Cette amende est la plus forte donnée par la CNIL mais on reste d’ailleurs très loin des amendes infligées par les administrations américaines. En novembre 2018, la Société Générale avait écopée d’une amende de 1,34 milliard de dollars (soit 1,17 milliard d’euros) pour avoir violé différents embargos économiques. En 2014, BNP Paribas avait quant à elle payé une amende (vraiment record) de 9 milliards de dollars. Ce parallèle en matière de sanction est assez douloureux car il montre notre impuissance économique, technologique et politique.
Une sanction pour faire peur !
Finalement, il semble que la CNIL ait voulu faire un exemple raisonnable. Google est le méchant idéal et donne une opportunité à la CNIL de montrer ses crocs. Pourtant si l’atteinte était aussi grave que le dit la CNIL il aurait fallu une sanction beaucoup plus forte. Le vrai problème c’est qu’il faudrait aussi sanctionner beaucoup d’entreprises à commencer par les entreprises françaises et Européennes qui ont énormément de difficultés pour mettre en œuvre le RGPD (seulement 7 % des entreprises se déclareraient conformes au RGPD).
Cette décision appelle finalement deux questions que de nombreuses entreprises se posent et que la CNIL ne règle pas :
- Comment collecter le consentement sans faire fuir les internautes ?
- Comment garder le consentement à jour sur des applications mobiles avec des annonceurs qui changent régulièrement ?
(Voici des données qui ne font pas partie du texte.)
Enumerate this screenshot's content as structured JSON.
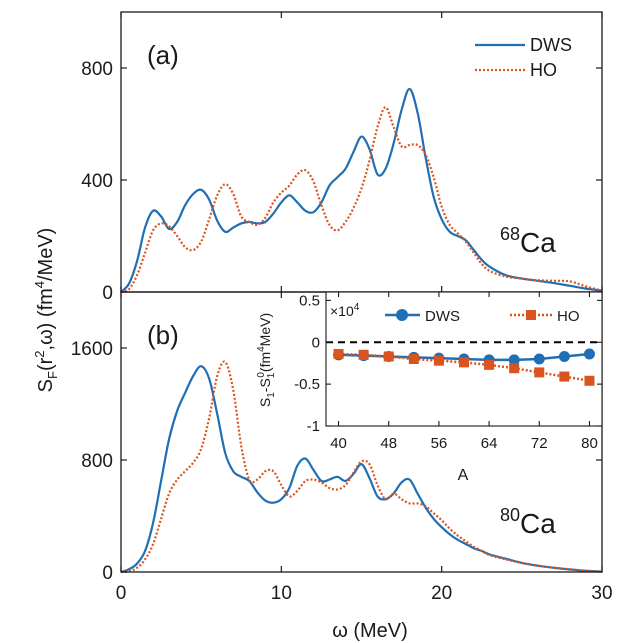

Cette sanction qui n’apporte aucune réponse illustre parfaitement les récents atermoiements d’un continent européen qui n’arrive pas à s’entendre. Nous n’agissons qu’à la marge et nous n’avons pas l’unité politique nécessaire pour établir une stratégie numérique réellement offensive. Pendant ce temps, les entreprises européennes souvent frileuses face à la transformation numérique continuent d’accumuler du retard face aux entreprises Chinoises et US (qui elles peuvent se permettre de se poser moins de questions).